If AI makes companies more productive, can it predict which stocks I should buy?
Markets are too efficient for individuals to use this strategy
So here’s an interesting question: is there a way to determine how well a publicly traded company is incorporating AI into its workflows? And if there is, is there an investment advantage to be had—alpha, in the argot—from buying those stocks? Someone asked me this, more or less, the other day.
The question arises from the general notion that AI will increase employees’, and therefore companies’, productivity. By itself, this isn’t an objectionable position to take. But I don’t think we can conclude that identifying those companies which are integrating AI into their workflows better than their competitors will yield much of an investment advantage. And the reason that I don’t think this will be a fruitful investment strategy is that the public markets are fairly efficient1. Public markets rapidly aggregate and incorporate information about a company when settling on the price of its stock.
And, to the extent that AI does improve a company’s productivity, that increased productivity will appear in various financial ratios. All of the information contained in those ratios is quickly synthesized by the markets, and prices are reset on a continuous basis as traders2 buy and sell positions in the stock. Stock prices constantly incorporate new information.
In any event, the financial ratios which measure a company’s productivity primarily focus on how efficiently the company uses its assets to generate revenues and profits. Here are some of the ratios commonly used by financial analysts to assess a company’s productivity:
Total Asset Turnover Ratio: This measures how effectively a company uses its assets to generate revenues. Revenues / Total Assets. A higher ratio indicates more efficient uses of assets.
Inventory Turnover Ratio: This assesses how quickly a company sells and replaces its inventory. Cost of Goods Sold (COGS) / average inventory. A higher ratio indicates more efficient inventory management.
Accounts Receivable Turnover Ratio: This measures how efficiently a company collects its receivables. Total Sales / Average Accounts Receivable. A higher ratio implies efficient credit and collection processes.
Fixed Asset Turnover Ratio: This ratio evaluates how well a company uses fixed assets, like machinery and equipment, to generate sales. Net Sales / Net Fixed Assets.
Operating Cycle: This is the amount of time between purchasing inventory and collecting cash from sales.
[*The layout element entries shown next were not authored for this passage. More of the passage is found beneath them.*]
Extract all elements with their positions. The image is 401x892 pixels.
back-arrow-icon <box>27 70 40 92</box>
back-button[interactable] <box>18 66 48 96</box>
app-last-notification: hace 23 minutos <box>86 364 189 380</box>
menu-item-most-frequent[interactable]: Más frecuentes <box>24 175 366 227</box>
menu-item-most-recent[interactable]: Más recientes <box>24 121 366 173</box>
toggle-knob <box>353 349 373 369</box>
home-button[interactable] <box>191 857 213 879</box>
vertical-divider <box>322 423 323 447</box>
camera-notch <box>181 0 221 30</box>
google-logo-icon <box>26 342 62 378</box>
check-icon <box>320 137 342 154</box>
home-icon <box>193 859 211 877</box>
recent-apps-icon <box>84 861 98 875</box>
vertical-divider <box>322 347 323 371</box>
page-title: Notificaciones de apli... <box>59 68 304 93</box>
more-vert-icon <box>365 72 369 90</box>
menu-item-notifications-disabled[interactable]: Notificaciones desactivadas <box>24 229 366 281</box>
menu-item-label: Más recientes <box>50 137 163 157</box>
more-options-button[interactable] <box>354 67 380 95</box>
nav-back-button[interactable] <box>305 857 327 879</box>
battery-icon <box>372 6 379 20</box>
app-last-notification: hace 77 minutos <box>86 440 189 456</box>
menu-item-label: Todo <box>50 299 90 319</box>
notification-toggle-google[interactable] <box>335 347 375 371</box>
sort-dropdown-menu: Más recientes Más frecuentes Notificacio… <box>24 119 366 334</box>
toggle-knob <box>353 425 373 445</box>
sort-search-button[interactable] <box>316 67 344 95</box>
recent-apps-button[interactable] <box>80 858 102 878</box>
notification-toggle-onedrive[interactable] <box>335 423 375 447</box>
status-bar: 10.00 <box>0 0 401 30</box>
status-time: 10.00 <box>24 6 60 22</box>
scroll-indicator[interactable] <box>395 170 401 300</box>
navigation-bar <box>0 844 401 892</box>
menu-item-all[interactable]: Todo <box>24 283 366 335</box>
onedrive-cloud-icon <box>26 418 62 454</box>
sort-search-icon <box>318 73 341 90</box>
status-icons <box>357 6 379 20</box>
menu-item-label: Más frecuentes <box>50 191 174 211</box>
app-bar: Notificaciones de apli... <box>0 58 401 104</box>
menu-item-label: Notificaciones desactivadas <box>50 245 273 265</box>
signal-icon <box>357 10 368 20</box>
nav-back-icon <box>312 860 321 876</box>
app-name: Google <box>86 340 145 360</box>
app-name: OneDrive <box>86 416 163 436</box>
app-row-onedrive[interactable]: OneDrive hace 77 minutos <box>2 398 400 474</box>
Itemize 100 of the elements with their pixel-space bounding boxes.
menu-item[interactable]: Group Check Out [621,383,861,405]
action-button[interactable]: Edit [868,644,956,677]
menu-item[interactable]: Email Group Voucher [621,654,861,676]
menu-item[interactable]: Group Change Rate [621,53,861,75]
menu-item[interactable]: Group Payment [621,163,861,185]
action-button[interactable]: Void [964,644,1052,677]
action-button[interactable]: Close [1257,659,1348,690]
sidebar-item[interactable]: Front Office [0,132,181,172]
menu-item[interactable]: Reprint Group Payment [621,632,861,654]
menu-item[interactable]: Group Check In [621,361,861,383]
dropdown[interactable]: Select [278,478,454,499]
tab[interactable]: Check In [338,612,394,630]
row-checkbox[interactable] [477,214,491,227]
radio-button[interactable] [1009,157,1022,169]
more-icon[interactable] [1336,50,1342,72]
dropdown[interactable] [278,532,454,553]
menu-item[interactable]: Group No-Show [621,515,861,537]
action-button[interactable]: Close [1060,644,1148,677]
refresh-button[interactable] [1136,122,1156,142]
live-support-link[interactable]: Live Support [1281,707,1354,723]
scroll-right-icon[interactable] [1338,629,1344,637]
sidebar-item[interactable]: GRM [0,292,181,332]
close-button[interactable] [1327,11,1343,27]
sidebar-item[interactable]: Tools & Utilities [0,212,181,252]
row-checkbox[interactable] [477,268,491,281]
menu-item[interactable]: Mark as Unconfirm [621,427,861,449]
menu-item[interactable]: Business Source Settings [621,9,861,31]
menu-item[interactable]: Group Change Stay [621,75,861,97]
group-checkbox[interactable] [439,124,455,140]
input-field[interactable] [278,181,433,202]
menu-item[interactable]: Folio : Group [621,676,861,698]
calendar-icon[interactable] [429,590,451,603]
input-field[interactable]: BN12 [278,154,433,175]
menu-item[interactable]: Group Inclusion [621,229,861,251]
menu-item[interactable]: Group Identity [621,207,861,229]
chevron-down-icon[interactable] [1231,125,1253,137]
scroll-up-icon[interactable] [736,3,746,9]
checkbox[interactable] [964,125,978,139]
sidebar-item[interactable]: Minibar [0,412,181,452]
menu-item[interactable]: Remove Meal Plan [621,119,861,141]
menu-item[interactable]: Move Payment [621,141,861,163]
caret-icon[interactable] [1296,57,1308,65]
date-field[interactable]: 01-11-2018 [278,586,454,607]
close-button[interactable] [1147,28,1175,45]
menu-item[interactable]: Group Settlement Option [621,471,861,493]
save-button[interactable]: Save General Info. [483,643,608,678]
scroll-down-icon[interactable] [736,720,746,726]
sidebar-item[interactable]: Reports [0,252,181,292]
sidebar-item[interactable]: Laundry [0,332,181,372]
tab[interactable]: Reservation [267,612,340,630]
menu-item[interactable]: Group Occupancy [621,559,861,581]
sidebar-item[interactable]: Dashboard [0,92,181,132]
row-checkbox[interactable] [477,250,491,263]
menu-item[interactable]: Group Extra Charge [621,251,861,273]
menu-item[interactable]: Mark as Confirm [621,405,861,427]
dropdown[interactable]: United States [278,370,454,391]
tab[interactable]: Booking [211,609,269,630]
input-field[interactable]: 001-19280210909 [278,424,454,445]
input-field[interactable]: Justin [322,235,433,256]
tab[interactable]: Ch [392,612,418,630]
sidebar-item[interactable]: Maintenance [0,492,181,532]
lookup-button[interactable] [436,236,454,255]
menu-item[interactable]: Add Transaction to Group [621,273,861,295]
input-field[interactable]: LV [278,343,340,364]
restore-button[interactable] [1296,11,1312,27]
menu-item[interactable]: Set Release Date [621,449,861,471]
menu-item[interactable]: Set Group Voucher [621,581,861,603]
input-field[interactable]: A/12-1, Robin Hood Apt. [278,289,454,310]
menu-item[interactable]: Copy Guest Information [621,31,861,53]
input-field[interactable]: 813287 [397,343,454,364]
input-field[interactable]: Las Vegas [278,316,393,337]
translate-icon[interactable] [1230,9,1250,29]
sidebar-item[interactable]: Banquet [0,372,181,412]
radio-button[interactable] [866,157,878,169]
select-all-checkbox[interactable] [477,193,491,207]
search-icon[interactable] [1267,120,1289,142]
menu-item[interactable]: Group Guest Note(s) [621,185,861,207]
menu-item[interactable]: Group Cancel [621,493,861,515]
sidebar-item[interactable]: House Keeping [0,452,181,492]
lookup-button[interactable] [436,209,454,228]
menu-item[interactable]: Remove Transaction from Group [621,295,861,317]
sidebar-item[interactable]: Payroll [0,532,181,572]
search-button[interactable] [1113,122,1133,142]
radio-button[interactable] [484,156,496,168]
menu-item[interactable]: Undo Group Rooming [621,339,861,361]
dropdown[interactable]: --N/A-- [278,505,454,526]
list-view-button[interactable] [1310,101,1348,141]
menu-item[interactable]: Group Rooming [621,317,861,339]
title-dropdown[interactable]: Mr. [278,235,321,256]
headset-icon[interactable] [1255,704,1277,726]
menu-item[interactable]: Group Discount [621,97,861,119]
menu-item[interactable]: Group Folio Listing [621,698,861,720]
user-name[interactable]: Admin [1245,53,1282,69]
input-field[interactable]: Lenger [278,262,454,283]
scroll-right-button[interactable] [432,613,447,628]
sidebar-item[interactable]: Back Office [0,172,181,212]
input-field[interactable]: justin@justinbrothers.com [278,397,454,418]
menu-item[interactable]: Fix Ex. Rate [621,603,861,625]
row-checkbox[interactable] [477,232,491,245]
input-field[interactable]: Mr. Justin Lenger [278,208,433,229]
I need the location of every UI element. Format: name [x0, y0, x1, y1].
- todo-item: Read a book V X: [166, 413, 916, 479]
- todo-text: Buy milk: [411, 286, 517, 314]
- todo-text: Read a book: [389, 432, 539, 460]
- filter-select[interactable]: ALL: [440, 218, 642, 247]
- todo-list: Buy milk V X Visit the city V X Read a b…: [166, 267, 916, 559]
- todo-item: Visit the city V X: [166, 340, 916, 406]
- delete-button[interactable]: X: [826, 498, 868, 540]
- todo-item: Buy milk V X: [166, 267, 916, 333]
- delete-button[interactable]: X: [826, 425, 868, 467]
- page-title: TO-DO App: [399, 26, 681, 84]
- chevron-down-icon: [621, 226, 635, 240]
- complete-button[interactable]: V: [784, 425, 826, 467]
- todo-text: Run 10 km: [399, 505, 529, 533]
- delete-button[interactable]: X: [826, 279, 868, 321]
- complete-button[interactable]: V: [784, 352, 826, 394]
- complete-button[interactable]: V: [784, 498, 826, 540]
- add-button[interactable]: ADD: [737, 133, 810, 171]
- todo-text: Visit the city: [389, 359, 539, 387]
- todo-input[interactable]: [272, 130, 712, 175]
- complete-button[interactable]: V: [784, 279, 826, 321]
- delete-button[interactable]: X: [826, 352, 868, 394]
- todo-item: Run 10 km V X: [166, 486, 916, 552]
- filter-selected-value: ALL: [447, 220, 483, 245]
A shorter operating cycle indicates more efficient operations.
Return on Assets (ROA): This measures how profitable a company is relative to its total assets. Net Income / Total Assets. Higher ROA indicates more efficient use of assets to generate profit.
Return on Equity (ROE): This measures how effectively a company uses its equity to generate profits. Net Income / Shareholder Equity.
Labor Productivity Ratios: An example would be Revenue Per Employee. They measure how efficiently labor is used to generate revenue.
The problem with using any one of these measurements as an indication of a company’s AI capabilities is that these ratios can all be calculated from the company’s financial statements and footnotes to those statements. This data is rapidly ingested by algorithmic trading firms and other institutional investors. This means that by the time you assess this information, any AI-influenced investment advantage to be had in a given stock has been arbitraged away by institutional investors who have analysis and trading capabilities that you don’t.
This is beyond the scope of this post, but the notion of efficient markets is commonly over-simplified. There are three ‘forms’ of the efficient markets hypothesis: strong, semi-strong, and weak. Public markets are fairly strongly efficient, or at least semi-strongly efficient. Private markets are much less efficient.
Not necessarily, and not usually, human traders. The majority of trading in public markets is done by software, not by a person using her Robinhood app.